No se la podía considerar vieja, no se la veía vieja, no le sobraba piel ni tenía descolgamientos, que era lo propio de los años. Aparentaba unos sesenta cuando en realidad debía de tener más de ochenta. Y no podía deberse sólo al deporte, el sol y los zumos naturales. Daba la impresión de haberse sometido a algún experimento. Incluso se le marcaban los bíceps de los brazos.

– ¿Quieres bailar conmigo?

La propuesta me dejó noqueada. No podía negarme, no podía ser grosera según estaban las cosas, necesitaba al experimento Alice de mi parte.

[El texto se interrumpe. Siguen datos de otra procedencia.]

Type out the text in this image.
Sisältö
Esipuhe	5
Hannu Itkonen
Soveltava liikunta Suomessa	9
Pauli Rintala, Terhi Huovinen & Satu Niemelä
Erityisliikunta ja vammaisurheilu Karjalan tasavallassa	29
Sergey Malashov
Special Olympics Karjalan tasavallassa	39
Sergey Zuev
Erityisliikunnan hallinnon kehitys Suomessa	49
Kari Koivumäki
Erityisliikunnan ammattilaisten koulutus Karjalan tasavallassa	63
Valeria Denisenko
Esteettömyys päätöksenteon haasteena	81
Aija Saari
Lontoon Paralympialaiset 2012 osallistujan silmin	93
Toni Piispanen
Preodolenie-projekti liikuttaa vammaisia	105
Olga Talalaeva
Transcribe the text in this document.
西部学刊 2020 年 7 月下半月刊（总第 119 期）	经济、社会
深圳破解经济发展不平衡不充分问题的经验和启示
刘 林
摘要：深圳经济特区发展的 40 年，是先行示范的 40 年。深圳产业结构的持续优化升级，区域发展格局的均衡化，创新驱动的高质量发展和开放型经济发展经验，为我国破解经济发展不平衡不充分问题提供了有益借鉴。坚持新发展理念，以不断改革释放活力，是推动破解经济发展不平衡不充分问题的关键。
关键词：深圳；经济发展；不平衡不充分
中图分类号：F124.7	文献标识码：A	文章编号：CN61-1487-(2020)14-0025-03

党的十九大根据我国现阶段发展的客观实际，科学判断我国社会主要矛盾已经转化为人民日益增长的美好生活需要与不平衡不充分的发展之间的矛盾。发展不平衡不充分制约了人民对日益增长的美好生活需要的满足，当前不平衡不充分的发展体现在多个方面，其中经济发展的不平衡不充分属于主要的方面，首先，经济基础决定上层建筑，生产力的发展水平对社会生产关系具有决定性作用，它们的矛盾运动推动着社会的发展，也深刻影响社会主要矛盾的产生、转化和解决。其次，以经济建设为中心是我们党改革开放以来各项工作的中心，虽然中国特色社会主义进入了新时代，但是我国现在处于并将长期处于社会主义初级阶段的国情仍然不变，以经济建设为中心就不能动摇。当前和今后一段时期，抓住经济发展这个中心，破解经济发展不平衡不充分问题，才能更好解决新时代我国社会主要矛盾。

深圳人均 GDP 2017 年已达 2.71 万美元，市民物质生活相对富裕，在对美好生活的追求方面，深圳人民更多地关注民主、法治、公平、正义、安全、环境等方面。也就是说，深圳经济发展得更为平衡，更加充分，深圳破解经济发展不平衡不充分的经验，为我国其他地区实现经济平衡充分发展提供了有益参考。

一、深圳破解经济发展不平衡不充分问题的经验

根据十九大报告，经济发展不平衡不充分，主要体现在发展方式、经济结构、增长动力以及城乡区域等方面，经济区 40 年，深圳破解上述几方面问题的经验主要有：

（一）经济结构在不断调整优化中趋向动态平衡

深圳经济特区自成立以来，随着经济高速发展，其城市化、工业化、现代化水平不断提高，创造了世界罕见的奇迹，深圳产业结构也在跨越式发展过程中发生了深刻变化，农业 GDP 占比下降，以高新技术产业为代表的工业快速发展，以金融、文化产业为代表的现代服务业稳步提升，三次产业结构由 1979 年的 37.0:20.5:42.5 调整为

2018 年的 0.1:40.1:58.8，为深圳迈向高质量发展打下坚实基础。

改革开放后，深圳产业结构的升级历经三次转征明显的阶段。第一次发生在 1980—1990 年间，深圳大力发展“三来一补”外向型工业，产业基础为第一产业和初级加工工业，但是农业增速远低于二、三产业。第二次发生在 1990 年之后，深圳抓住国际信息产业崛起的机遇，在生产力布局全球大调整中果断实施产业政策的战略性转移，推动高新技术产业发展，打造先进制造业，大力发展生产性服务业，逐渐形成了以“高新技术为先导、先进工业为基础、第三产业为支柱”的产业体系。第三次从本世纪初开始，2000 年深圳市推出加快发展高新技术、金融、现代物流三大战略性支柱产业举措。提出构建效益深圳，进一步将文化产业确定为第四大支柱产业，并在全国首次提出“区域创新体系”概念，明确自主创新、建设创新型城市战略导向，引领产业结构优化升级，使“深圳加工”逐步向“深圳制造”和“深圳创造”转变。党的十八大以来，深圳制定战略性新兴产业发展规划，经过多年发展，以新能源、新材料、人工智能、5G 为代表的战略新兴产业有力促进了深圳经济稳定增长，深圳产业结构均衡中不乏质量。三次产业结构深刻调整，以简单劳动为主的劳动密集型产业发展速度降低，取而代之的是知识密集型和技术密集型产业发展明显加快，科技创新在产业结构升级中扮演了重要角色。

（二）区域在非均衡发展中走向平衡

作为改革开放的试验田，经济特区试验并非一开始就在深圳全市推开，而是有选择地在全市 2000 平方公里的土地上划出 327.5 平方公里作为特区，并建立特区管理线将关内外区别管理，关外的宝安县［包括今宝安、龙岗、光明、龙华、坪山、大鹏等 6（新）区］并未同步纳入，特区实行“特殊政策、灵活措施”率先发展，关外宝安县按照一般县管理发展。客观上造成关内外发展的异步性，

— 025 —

Sonaba una lenta que no olvidaré en toda mi vida, Only you, así que bajé el escalón que había subido y la cogí de la cintura. Llevaba un elegantísimo vestido de terciopelo verde oscuro sin mangas y con escote en pico por delante y por detrás. Era un terciopelo resbaladizo con una caída de ensueño. Le llegaba a los pies. De cerca tenía la típica piel pecosa del sol, y pasé la mano por el terciopelo, no por placer desde luego, sino por curiosidad. Sentía curiosidad por saber cómo era la cintura de Alice, si tendría algún pequeño michelín o duros huesos. Y, vaya, era un cuerpo bastante normal, mejor que normal, perfecto. Creo que Alice interpretó mi tanteo como algo más y se acercó de una manera que me incomodó, aunque sólo me incomodó un segundo. ¡Qué más daba!, Alice, aunque sospechosamente joven, era una mujer, y prefería que se propasara conmigo una mujer que Martín o su amigo la Anguila, el Ángel Negro u Otto o cualquiera de ellos. No me vendría mal un poco de calor humano, necesitaba que me abrazaran y me besaran. Y fue lo que hizo Alice, me abrazó, y puso los labios sobre mi pelo hasta que terminó la canción, entonces me desprendí de sus brazos y con la cara un poco gacha le dije que estaba cansada. Ella dijo algo en alemán y la miré, era un idioma difícil de interpretar, no se podía saber si era bueno o malo lo que estaba diciendo.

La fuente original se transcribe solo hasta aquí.